QP-24

T. Karelina,1 O. Demin,1 S. Divvuri,2 T. Nicholas3; 1Institute for Systems Biology, Moscow, Russian Federation, 2Pfizer R&D, Groton, CT, 3Pfizer Global R&D, Groton, CT

BACKGROUND: Amyloid beta (Aβ) in its soluble and insoluble forms is considered a trigger and biomarker of Alzheimer's disease (AD), although protective functions of Aβ are also known. Thus optimal therapy should keep Aβ levels close to physiological levels of healthy subjects. The aim of this work was to search for optimal therapy using quantitative model.
METHODS: Proposed mechanistic longitudinal model of amyloid pathology was successfully calibrated on the variety of human data for CSF, brain and plasma. Transition to AD after 60 years is implemented by explicit longitudinal change of some of the model parameters: Aβ synthesis, destruction of plaques, transport.

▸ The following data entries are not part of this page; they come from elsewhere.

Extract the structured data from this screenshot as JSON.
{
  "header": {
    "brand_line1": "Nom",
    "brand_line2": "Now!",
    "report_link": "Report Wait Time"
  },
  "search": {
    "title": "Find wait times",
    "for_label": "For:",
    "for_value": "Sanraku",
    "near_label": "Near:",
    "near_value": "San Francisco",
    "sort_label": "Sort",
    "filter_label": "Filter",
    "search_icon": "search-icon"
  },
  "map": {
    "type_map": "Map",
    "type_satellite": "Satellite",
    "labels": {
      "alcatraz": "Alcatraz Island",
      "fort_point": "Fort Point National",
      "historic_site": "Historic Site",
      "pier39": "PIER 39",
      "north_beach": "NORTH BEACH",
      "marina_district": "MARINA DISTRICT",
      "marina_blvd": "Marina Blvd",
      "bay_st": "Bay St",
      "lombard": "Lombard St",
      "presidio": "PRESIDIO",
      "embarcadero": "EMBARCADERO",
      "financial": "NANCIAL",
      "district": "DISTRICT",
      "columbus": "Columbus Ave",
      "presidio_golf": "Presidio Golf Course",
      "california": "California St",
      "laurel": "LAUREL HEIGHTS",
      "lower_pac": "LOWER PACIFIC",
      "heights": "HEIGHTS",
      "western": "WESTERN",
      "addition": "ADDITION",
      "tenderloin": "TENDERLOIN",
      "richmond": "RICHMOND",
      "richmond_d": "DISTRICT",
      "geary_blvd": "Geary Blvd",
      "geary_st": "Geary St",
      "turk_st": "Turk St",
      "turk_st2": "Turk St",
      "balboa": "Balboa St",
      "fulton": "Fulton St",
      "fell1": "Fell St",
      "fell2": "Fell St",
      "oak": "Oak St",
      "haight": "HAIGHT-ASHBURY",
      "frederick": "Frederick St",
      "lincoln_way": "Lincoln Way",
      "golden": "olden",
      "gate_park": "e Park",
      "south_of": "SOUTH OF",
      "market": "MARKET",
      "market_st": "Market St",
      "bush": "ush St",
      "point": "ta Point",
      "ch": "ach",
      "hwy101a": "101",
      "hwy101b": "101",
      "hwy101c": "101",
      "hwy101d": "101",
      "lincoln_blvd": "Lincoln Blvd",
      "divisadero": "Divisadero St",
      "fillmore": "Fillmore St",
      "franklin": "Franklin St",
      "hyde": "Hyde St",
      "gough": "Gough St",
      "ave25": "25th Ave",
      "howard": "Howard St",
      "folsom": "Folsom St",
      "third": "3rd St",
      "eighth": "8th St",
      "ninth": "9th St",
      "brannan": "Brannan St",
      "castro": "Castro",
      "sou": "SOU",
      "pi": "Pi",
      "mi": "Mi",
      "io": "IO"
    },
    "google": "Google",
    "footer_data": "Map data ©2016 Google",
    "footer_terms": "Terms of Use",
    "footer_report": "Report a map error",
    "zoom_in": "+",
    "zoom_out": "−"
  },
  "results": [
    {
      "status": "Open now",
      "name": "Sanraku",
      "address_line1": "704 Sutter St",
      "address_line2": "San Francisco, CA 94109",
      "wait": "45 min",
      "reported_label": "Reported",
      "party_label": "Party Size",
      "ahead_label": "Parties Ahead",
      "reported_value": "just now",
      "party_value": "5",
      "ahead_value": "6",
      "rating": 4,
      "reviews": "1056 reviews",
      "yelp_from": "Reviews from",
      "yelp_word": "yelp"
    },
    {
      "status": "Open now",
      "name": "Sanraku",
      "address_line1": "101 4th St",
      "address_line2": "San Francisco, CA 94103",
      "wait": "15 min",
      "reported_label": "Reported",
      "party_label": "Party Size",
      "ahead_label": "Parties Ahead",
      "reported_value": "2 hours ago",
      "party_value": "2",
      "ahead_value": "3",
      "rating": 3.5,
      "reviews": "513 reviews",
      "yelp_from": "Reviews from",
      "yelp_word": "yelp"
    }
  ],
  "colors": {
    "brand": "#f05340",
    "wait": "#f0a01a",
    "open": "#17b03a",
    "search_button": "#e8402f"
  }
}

RESULTS: Inhibition of synthesis by gamma secretase inhibitors (GSI) and activation insoluble Aβ destruction were simulated (Figure a,b). We considered cutting regime (CR, constant dose) and progressive regime (PR) with dose calculated by longitudinal progression function. With plaque decrease (Figure a) destruction CR leads to soluble Aβ increase, which can be smoothed by using PR (Figure b). Therapy by GSI leads to dramatic decrease of soluble Aβ (Figure b), but it also can be smoothed by PR without allowing insoluble forms to overcome level of healthy subjects.
CONCLUSION: Progressive therapeutic regimes allow keeping quantities of Aβ in physiological limits of healthy subjects.